The goal, according to school officials, is for USF St. Petersburg to have 10,000 students enrolled by 2025. But to turn the campus from a commuter school to one where students live and study is going to take the addition of residence hall beds - a lot of them.
The school is taking steps towards the addition of a new residence hall by seeking out a suitor who will finance and build a facility under a public-private partnership (P3).
Currently, conditions on USFSP are cramped to say the least.
Figures from the university show housing occupancy is at 130%, with almost 700 students occupying two residence halls and rooms rented by the University in a nearby Hilton.
As designed, Resident Housing One, which opened in 2006, and the University Student Center, which opened six years later, are meant to house a total of 550 students.
"We're tripling (occupancy) rooms and doing the best we can to accommodate students," USFSP Regional Chancellor Sophia Wisniewska said. "We are at our maximum."
USFSP's 10-year Master Plan Update unveiled last year aims at meeting projected needs by having 1,400 beds - a total addition of 850 beds - and 30,000 square feet of dining space at USFSP by 2025.
"So I think once this project is completed, we will be looking to the future for the next phase as well," Wisniewska said.
"I think having more residential students will not only increase our enrollment goal, but it will significantly enhance the campus life experience for students," she added. "I think that will lead directly to greater retention and graduation rates, which is job number one for us."

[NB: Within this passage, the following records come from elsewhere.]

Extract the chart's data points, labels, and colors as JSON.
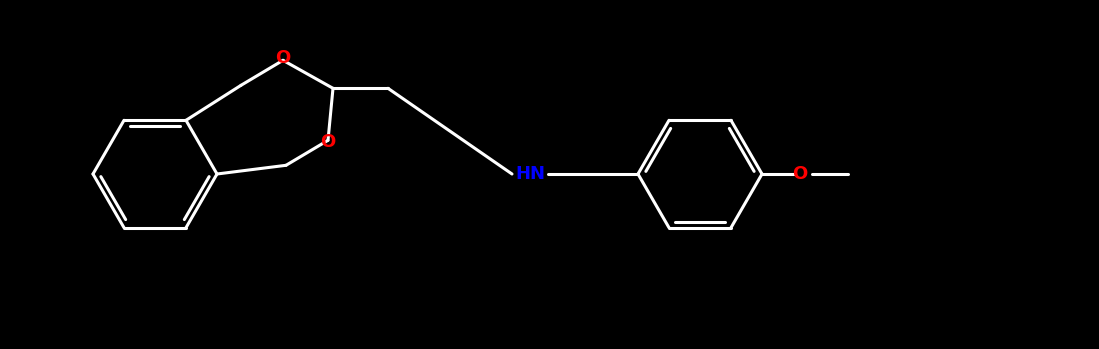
{
  "background_color": "#000000",
  "bond_color": "#ffffff",
  "oxygen_color": "#ff0000",
  "nitrogen_color": "#0000ff",
  "lw": 2.2,
  "figw": 10.99,
  "figh": 3.49,
  "xlim": [
    0,
    10.99
  ],
  "ylim": [
    0,
    3.49
  ]
}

The P3 that will finance and build the hall would be similar to one entered into with developer Capstone-Harrison for the $133 million housing village under development on USF's Tampa campus.

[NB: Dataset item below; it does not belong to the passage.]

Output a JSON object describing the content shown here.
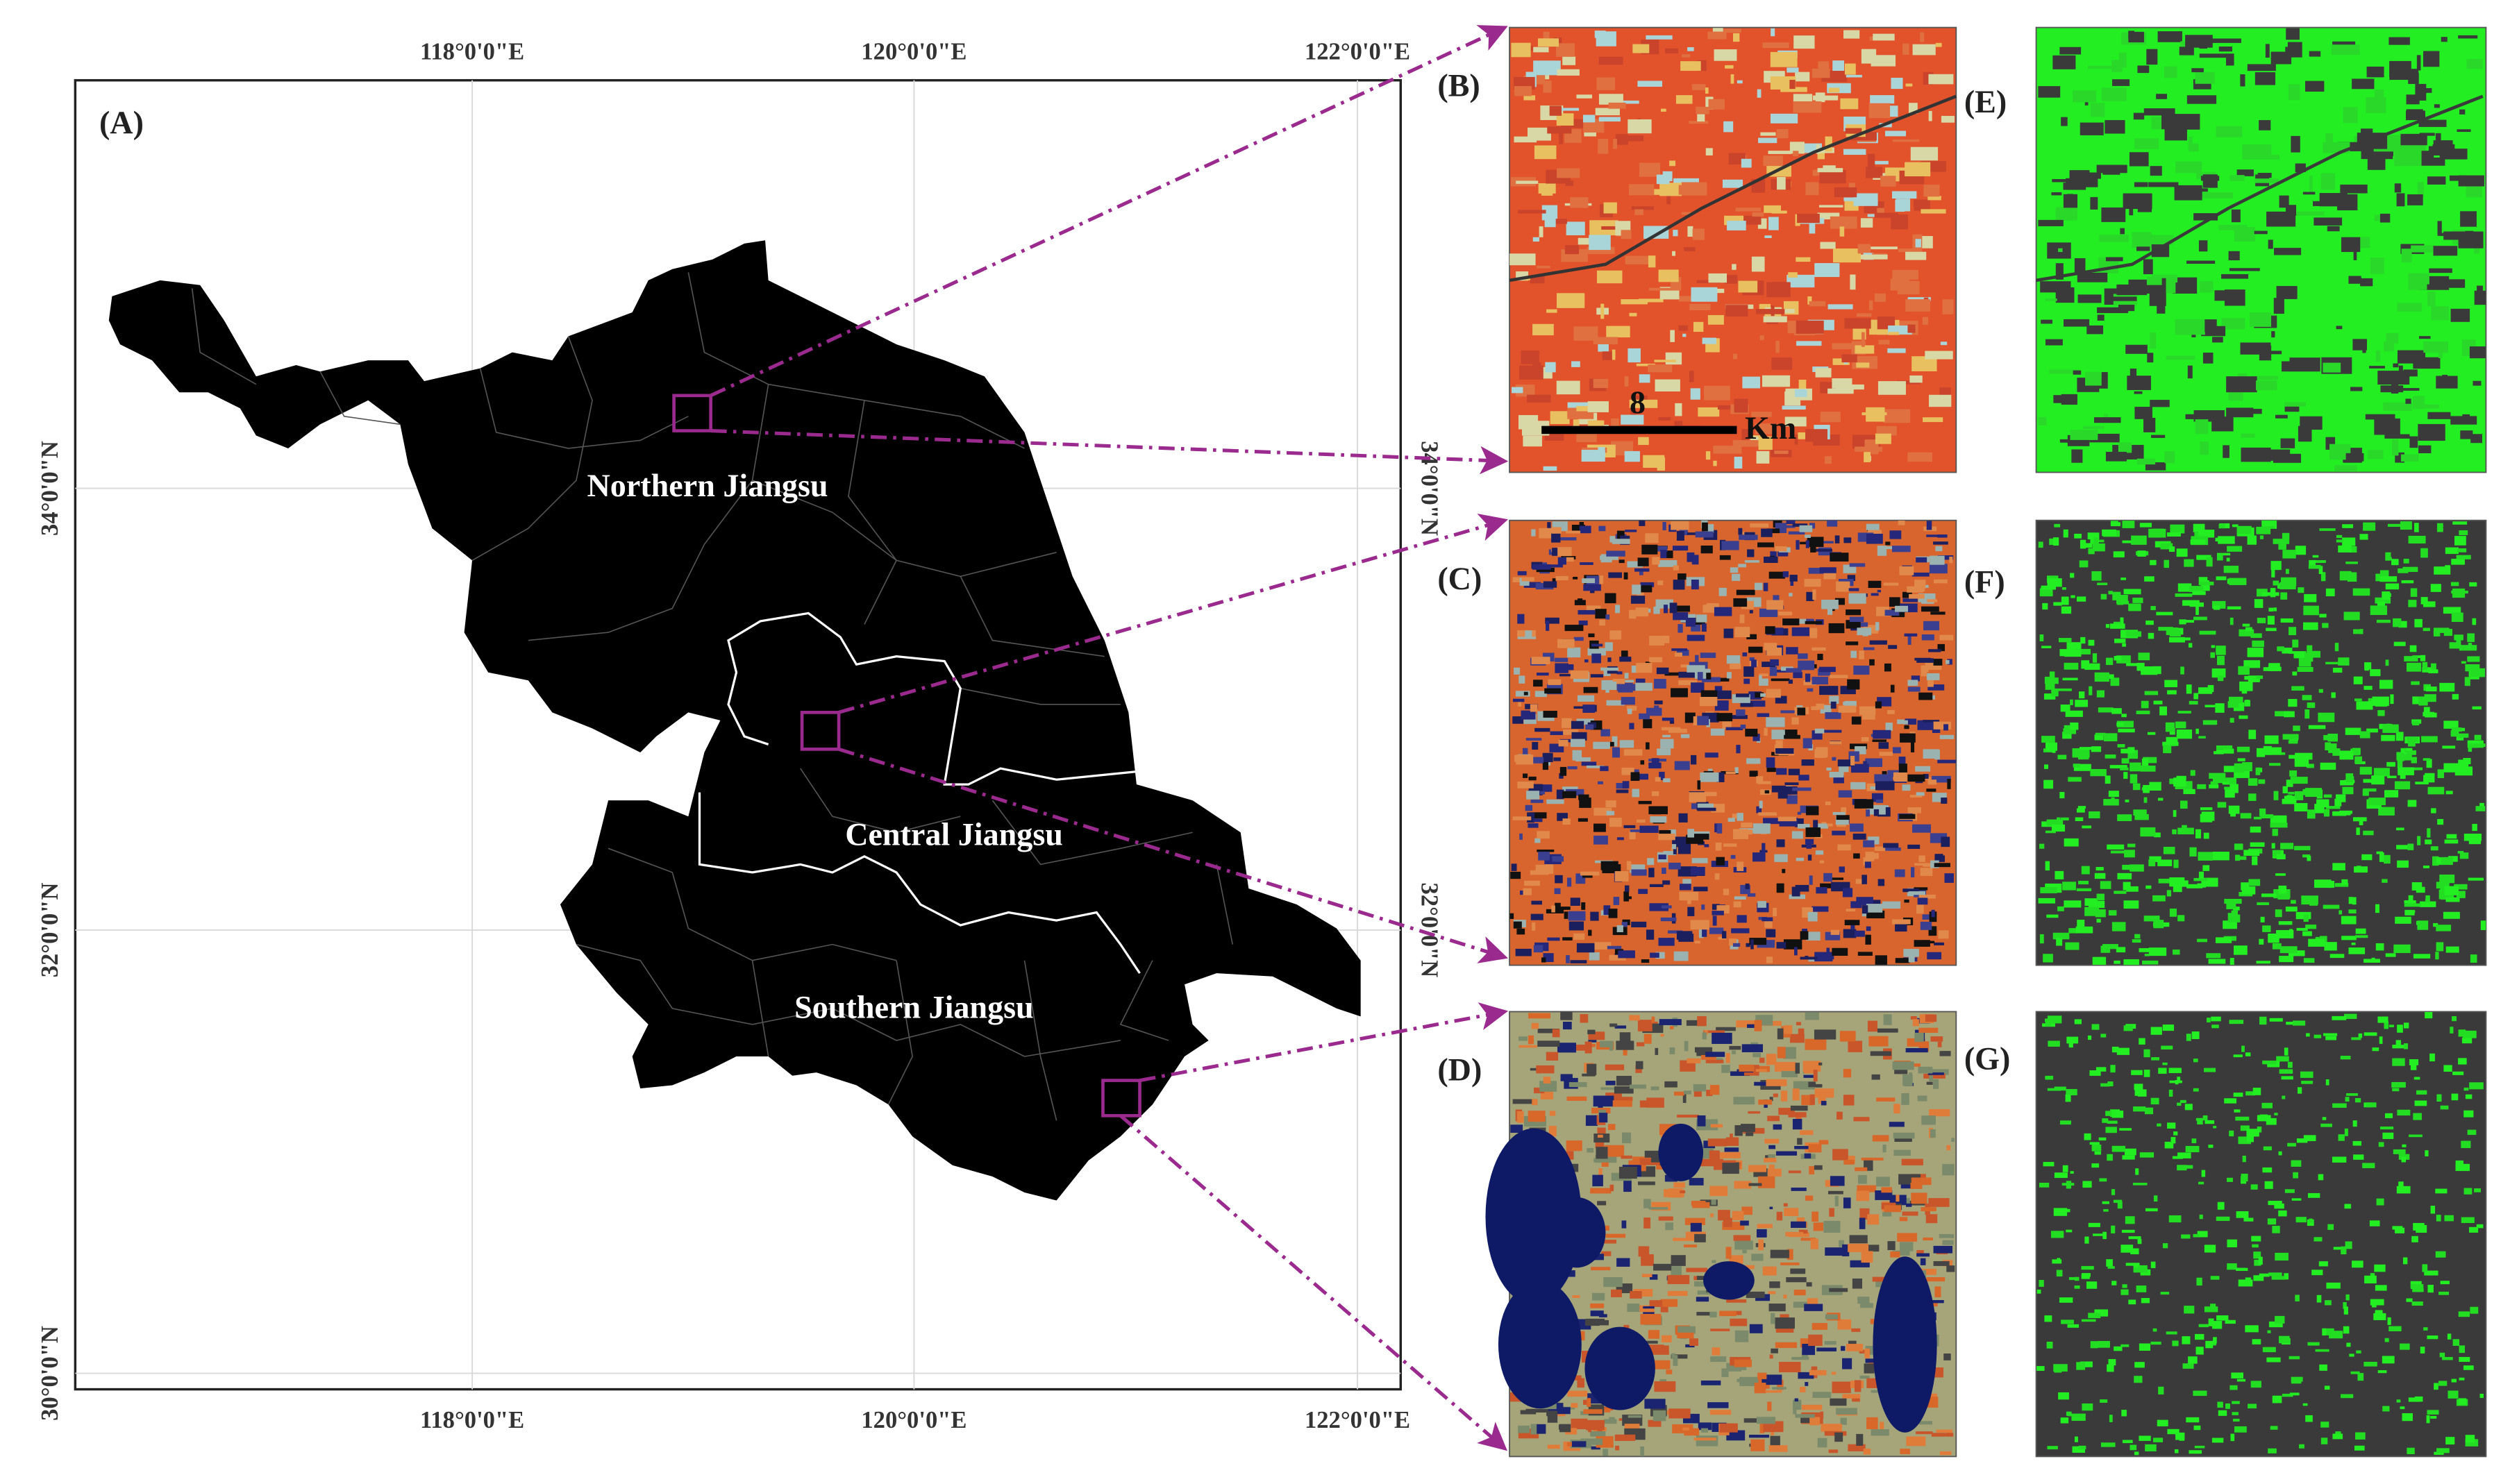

"The (Florida) Legislature feels that colleges and universities should be in a business of education, not housing, and the debt for housing should be absorbed not by the state, but by private entities," Wisniewska said. "So I think a P3 is more feasible than a bonding option for us."
A project concept designed for the university by program management firm Brailsford & Dunlavey also suggests the addition of more on-campus parking, including the expansion of a seven-story parking garage across from the planned residence hall site on 6th Avenue South, between 3rd and 4th Street South.
The plan to begin searching for a private partner was approved by the USF Board of Trustees during a meeting last Thursday.
According to a timeline in the conceptual plan, the goal is to have potential partners submit their plans by the end of March 2017, with a selected partner being approved by the Trustees at their meeting scheduled for June 1.
The hope is that the State University System Board of Governors would sign off on a new partner when it holds its regular meeting later that month on USF's Tampa campus. Such approval is required before USF can enter into an agreement.
Construction would then begin in May 2018, with the hall being opened for students at the start of the fall semester in August 2019.